ISSN: 1309-8780
e-ISSN: 2822-3985

S. Yücel Şenyurt1, Umut Zoroğlu2, Atakan Akçay3

1Ankara Hacı Bayram Veli Üniversitesi, Edebiyat Fakültesi, Arkeoloji Bölümü, Ankara/TÜRKİYE
2Bucak Mah., 341 Sok., No: 1/1, Altınordu-Ordu/ TÜRKİYE
3Ankara Hacı Bayram Veli Üniversitesi, Edebiyat Fakültesi, Arkeoloji Bölümü, Ankara/ TÜRKİYE

Keywords: Hellenistic Period, Mithradates VI, Pontos, Roman Republic, War, Weapon, Kurul Fortress, Invasion.

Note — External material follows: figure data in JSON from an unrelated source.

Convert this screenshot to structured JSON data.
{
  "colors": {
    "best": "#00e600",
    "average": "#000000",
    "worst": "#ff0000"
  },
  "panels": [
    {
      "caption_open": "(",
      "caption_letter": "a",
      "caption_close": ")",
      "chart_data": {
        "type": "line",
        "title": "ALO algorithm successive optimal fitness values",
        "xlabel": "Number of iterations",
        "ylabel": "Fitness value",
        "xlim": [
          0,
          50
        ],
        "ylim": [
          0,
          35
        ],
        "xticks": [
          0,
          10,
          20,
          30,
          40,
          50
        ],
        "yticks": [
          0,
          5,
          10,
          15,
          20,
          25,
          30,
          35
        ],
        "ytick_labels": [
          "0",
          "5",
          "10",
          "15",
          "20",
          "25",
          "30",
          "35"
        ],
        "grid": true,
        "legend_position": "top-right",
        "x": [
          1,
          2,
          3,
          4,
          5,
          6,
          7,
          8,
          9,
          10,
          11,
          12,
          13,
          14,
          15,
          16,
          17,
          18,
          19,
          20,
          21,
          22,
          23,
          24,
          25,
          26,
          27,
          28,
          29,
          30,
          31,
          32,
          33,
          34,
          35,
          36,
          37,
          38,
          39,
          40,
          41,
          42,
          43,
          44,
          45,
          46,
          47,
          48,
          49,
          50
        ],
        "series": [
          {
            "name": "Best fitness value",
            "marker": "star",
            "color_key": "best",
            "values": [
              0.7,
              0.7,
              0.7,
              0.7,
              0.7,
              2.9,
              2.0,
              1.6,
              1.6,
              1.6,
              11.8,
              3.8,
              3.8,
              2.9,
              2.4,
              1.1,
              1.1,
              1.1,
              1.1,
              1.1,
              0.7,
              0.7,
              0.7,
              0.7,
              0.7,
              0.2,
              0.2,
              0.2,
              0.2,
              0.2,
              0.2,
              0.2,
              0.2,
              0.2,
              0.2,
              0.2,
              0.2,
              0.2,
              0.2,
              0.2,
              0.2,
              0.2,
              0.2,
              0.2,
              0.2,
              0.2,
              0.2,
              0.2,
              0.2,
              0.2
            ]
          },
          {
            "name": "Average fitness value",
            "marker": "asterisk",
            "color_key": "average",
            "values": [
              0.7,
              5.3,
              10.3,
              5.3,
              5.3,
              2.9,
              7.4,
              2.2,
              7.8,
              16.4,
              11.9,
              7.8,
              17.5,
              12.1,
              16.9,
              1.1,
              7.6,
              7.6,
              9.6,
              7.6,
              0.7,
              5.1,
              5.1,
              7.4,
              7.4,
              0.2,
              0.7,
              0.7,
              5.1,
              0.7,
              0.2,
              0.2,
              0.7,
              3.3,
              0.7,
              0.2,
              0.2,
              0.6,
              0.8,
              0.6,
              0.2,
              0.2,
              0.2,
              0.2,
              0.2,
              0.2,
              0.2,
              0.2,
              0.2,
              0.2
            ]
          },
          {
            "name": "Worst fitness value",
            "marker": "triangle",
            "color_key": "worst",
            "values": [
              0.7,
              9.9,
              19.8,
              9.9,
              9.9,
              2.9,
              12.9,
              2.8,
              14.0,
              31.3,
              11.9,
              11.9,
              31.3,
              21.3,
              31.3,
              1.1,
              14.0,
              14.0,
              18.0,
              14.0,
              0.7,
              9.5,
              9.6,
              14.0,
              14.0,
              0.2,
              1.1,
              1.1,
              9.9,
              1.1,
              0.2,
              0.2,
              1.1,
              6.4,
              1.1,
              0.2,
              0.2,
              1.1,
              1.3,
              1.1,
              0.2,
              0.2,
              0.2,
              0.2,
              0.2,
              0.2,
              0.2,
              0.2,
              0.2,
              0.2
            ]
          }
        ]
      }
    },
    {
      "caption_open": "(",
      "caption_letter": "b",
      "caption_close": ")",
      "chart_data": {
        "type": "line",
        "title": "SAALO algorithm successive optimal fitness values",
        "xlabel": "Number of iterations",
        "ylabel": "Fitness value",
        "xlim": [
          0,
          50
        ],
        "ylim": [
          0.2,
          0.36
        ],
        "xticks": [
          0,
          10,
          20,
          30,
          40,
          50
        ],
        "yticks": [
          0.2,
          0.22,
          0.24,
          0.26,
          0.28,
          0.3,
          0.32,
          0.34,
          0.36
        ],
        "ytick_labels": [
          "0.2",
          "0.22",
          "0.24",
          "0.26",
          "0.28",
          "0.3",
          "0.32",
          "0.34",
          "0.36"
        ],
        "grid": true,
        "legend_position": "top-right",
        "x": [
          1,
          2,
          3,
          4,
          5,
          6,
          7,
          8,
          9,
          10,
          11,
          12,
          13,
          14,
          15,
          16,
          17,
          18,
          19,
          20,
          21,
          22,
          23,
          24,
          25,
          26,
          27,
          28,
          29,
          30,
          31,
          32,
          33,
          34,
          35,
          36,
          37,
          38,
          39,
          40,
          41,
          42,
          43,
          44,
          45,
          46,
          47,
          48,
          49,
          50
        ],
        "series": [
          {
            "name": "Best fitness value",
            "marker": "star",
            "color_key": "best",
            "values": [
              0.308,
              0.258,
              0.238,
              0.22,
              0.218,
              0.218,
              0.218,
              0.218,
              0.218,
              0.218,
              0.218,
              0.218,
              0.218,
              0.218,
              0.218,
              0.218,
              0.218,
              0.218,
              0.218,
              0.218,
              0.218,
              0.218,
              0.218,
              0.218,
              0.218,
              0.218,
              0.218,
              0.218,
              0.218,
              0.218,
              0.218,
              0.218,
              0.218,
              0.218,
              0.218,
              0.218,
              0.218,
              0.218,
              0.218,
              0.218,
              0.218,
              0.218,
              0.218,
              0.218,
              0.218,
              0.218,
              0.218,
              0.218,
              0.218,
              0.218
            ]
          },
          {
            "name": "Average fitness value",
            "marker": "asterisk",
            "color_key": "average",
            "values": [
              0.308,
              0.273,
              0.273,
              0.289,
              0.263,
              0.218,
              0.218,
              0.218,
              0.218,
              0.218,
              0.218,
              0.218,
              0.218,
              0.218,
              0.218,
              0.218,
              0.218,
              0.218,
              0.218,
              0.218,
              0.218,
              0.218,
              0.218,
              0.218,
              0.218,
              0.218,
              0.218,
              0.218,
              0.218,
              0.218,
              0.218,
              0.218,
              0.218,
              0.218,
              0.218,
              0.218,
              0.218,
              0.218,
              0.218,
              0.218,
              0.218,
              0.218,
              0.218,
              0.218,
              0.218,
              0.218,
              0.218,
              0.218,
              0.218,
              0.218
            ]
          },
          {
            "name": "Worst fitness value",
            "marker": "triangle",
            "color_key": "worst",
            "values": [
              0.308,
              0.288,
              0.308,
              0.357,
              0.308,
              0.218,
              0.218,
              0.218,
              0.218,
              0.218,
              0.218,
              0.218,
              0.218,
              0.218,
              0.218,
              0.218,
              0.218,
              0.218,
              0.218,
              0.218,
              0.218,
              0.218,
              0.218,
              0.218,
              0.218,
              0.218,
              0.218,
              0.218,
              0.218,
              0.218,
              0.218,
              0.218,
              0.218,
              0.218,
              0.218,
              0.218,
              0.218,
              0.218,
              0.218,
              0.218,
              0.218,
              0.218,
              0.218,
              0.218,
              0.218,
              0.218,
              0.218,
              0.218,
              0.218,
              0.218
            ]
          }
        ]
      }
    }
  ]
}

Kurul Fortress in Ordu is one of the many fortresses constructed during the reign of Mithradates VI Eupator Dionysus (120-63 BC), a significant figure in the Hellenistic Pontic Kingdom in the Middle and Eastern Black Sea regions. The large number of these fortresses is due to the king’s struggle with the Roman Republic. Three major wars occured between Mithradates VI and Rome. The last of these wars (74-63 BC), known as the Mithradatic Wars, mostly consisted of the battles that took place in the Black Sea region. During this last war, Pontos was exposed to two major Roman invasions, first under the command of Lucullus and then under the command of Pompeius. While the initial damage to Mithradates’ fortresses occurred during Lucullus’ campaign, the real destruction occurred as a result of Pompey’s campaign. The Roman army commanded by Pompey destroyed all the fortresses of Mithradates VI and made them unusable. Kurul Fortress is one of the most important settlements that contains traces of this destruction. The large number of weapons and missiles found in the Kurul Fortress, which was never inhabited again after the Roman invasion, is evidence of what happened at that time. Most of the weapons and missiles associated with the last building phase, which coincided with the invasion of Pompey. The presence of traditional Roman weapons such as pila, javelin and spear-sickle (Falx muralis) among these weapons are the most important military technologies that point to the perpetrators of the destruction in the Kurul Fortress.